A large survey-format exhibition of his work has just arrived in Kelowna as part of the National Gallery of Canada’s On Tour program. The Kelowna Art Gallery is most pleased and proud to be on the itinerary for its national tour. The show is organized by the Musée d’art de Joliette, in Quebec, and the National Gallery’s affiliate museum, the Canadian Museum of Contemporary Photography, and is curated by independent curator and photographic historian, David Harris.
Szilasi is a master of focusing intently on something specific with his camera, such that his art transcends its initial circumstances and becomes universal. Therefore, even if residents of Kelowna have never visited nor lived in either Hungary or Quebec, they will find much to enjoy and fascinate them in this important show.
Szilasi has been working as a photographer for his entire adult life and has pursued a variety of projects and directions over the decades. One of these he terms environmental portraiture. These are works for which he visited people in their own environments, usually their homes, and took photographs of them within these contexts.

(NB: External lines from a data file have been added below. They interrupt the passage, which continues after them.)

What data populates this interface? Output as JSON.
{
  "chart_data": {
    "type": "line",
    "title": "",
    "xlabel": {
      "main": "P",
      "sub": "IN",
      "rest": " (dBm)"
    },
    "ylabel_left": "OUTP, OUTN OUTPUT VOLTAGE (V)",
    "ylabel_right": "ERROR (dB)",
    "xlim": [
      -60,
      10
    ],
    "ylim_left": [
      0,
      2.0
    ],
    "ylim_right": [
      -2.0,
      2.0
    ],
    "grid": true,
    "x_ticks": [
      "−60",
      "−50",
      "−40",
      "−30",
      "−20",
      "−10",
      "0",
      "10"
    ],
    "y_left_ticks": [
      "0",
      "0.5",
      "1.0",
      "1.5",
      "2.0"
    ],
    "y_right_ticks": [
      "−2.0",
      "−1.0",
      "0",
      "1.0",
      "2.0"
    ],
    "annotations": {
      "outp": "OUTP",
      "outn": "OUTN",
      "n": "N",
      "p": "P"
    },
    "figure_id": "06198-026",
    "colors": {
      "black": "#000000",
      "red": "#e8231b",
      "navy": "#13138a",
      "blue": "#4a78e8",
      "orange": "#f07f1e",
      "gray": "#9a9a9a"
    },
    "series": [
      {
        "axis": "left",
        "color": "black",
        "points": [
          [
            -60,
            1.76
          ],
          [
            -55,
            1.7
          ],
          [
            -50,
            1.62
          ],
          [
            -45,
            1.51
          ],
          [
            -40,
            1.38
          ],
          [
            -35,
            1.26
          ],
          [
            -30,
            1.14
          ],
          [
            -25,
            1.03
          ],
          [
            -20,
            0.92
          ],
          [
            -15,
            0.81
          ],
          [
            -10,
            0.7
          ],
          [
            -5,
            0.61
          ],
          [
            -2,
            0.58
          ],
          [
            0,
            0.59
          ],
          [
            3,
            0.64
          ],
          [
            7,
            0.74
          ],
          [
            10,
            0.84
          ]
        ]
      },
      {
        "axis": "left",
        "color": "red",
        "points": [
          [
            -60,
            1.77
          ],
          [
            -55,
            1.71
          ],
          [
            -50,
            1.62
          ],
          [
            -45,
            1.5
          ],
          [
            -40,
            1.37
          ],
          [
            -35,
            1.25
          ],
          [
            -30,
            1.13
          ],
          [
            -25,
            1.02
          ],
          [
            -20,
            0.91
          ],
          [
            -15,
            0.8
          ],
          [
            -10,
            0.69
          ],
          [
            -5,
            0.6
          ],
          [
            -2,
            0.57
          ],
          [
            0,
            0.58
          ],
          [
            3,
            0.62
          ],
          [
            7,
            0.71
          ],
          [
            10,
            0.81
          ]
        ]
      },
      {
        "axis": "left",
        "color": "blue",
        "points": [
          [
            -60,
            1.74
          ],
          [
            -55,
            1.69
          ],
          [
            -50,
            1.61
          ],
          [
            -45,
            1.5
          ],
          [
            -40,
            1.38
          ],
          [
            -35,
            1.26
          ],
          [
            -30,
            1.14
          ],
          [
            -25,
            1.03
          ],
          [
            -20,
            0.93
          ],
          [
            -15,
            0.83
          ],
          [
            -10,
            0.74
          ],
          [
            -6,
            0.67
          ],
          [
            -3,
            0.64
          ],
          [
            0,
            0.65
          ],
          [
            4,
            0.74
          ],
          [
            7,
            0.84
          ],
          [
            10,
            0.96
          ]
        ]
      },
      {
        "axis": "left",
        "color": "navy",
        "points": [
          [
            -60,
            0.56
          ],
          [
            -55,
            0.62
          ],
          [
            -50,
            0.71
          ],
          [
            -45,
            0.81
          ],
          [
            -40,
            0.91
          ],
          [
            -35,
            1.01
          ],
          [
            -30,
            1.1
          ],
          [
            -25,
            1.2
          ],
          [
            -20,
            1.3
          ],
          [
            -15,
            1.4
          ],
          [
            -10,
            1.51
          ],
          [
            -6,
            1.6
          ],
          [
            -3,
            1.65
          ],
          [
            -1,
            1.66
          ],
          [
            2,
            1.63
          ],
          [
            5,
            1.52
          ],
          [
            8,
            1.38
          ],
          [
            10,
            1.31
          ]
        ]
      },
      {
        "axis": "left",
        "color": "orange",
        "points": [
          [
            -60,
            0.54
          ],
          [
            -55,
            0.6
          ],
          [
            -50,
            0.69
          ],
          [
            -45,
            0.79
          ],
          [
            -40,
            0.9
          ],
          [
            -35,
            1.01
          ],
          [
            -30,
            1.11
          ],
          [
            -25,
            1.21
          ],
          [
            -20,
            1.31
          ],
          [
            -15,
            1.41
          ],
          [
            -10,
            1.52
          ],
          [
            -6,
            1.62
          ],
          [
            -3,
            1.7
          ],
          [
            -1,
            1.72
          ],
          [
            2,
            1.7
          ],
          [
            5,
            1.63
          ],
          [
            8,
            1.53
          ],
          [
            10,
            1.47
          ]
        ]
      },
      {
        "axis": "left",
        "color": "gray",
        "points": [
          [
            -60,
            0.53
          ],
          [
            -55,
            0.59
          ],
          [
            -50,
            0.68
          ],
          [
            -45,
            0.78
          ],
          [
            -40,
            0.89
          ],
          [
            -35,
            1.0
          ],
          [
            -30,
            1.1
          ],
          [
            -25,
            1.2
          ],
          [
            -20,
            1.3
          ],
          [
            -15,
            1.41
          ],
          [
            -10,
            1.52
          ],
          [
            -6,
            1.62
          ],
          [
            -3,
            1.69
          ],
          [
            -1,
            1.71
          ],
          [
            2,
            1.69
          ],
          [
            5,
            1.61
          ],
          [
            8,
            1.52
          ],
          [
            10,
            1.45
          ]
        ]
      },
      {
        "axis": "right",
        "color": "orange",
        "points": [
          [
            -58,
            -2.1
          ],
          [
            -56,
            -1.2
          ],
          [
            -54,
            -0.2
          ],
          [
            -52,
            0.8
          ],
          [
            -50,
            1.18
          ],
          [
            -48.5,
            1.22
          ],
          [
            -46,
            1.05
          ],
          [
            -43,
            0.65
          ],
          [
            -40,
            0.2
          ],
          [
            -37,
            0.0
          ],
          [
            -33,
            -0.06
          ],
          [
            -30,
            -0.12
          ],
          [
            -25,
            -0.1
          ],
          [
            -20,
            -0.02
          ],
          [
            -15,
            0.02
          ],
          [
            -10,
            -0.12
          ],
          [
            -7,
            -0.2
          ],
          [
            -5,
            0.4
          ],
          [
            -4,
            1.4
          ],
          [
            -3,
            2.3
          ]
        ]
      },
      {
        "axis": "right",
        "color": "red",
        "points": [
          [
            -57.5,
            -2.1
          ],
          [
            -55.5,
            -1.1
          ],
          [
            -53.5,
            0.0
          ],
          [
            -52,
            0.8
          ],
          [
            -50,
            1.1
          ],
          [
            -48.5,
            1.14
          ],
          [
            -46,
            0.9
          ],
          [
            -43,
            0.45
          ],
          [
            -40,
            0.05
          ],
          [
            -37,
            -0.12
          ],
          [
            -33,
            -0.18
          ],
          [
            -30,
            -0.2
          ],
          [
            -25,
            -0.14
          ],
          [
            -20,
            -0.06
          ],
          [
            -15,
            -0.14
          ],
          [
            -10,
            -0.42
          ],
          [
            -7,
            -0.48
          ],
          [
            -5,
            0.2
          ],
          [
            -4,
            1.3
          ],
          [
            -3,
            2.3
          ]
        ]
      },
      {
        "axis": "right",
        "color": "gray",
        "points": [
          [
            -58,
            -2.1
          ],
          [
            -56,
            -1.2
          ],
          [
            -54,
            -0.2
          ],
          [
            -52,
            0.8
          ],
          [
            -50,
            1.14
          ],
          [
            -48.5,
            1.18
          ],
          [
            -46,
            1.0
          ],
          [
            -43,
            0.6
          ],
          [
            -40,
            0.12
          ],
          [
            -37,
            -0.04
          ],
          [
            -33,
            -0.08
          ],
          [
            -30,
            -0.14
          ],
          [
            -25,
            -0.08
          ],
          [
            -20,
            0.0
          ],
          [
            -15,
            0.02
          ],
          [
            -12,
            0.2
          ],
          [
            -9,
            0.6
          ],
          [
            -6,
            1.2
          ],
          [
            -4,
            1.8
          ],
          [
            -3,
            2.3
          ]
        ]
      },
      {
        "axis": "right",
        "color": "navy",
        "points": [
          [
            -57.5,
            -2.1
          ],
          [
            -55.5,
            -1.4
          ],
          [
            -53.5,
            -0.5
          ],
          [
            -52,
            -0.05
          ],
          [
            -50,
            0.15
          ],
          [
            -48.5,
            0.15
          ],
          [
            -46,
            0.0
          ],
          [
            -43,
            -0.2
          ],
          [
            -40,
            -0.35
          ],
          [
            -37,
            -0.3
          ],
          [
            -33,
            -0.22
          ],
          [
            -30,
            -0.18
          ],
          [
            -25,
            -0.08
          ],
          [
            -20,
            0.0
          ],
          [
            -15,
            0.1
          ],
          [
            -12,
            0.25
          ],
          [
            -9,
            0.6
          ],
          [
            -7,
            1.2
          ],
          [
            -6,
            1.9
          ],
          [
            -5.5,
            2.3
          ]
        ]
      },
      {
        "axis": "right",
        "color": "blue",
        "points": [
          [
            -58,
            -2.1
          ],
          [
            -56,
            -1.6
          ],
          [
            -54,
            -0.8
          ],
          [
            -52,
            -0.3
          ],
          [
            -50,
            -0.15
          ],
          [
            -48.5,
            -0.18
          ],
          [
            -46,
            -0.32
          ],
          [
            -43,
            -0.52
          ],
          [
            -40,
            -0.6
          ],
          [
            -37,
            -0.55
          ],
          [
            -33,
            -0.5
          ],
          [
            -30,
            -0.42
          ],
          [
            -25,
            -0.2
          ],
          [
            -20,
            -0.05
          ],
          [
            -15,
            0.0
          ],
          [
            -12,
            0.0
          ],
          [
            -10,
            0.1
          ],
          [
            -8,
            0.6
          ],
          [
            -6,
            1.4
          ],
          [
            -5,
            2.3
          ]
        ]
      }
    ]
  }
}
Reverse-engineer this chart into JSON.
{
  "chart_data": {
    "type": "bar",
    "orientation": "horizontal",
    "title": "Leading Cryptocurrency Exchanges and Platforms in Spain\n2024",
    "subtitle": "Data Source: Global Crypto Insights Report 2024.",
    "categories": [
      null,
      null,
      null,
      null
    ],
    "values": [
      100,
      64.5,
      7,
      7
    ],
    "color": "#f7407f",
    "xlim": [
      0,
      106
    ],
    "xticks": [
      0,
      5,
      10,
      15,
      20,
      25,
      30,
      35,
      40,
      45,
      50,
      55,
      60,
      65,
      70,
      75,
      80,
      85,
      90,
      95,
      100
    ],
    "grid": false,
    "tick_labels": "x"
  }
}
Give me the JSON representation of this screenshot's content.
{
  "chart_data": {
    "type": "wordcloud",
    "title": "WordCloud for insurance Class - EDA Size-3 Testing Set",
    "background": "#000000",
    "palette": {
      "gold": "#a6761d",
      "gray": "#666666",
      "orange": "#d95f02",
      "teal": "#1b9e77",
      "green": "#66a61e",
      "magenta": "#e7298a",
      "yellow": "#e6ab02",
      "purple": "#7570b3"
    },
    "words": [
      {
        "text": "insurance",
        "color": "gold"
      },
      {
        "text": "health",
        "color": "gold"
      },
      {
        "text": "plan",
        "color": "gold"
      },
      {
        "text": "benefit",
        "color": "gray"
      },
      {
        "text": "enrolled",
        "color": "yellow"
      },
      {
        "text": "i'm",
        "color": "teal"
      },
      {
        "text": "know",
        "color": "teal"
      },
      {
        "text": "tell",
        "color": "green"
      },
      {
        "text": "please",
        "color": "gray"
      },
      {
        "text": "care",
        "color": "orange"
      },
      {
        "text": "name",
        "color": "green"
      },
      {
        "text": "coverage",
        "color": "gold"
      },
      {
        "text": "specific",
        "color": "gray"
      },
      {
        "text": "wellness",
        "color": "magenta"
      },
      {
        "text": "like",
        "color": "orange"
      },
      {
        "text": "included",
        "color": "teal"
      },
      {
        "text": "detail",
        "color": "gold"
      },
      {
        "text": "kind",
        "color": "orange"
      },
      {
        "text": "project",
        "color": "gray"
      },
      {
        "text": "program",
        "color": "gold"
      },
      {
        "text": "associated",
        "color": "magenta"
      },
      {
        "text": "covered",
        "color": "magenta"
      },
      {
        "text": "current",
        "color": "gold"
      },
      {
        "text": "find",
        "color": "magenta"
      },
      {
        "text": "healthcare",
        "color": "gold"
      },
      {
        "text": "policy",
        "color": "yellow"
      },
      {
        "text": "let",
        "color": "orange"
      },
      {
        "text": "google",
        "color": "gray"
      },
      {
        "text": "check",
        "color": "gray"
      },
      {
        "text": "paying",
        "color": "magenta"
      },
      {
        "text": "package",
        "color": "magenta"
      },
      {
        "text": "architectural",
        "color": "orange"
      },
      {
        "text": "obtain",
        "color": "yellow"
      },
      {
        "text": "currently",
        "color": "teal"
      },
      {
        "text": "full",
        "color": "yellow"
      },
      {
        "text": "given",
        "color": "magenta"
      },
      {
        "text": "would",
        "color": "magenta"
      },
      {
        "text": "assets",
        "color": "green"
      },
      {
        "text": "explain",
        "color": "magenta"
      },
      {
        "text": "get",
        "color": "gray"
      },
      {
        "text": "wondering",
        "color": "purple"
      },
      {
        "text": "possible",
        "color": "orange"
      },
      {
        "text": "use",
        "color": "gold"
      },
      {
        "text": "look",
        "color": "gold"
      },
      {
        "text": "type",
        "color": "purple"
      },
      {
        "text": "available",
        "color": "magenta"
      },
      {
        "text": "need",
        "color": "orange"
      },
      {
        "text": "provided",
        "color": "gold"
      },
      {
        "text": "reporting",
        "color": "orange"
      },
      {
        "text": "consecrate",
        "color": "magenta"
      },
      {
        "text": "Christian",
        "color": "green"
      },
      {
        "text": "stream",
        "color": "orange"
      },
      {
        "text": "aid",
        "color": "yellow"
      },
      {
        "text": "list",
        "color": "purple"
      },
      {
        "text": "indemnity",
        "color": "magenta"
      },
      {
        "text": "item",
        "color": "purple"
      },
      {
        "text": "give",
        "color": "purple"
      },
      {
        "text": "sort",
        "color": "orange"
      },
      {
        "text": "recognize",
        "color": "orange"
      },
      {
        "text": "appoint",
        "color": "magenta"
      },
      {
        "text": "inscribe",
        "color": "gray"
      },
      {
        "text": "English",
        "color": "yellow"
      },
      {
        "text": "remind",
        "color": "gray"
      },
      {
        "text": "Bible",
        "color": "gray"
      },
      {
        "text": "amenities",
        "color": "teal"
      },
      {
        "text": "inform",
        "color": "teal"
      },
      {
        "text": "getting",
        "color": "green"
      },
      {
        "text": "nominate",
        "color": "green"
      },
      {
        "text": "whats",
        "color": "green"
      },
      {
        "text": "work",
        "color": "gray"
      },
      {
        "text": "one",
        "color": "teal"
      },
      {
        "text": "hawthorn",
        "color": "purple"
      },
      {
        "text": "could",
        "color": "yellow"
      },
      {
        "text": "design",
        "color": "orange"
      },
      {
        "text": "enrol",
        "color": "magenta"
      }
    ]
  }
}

In this way, a greater amount of information about the sitter is included in the work than if they were posing in a studio against a plain backdrop, for example.
In 1980 he acquired an unusual camera made by Kodak, called a Banquet camera, that has a panorama format. For his series of work with this format, Szilasi selected 15 sites in Montreal and was careful to position himself so that a building or other built structure was situated in the centre of each intriguing composition. Four of this series are in the current exhibition.
The artist’s earliest images are shot in Hungary in the 1950s before he left in 1957 and came to Canada. He proceeded to document a changing way of life in several regions of rural Quebec in the 1970s, as well as producing many street views and images of buildings in Montreal through the same period. These works are now weighted with the freight of history, but still speak to audiences of this century of unchanging human emotions and values.
The exhibition is accompanied by a major publication on the artist’s work, with texts by Harris, the guest curator of the show. In reading this we gain further insight into Szilasi’s thinking, and also get a sense of his context in terms of other important photographers, both in Montreal and Canada, as well as the US and Europe.
The work will be on view at the Kelowna Art Gallery until Aug. 14.
Liz Wylie is the curator at the Kelowna Art Gallery.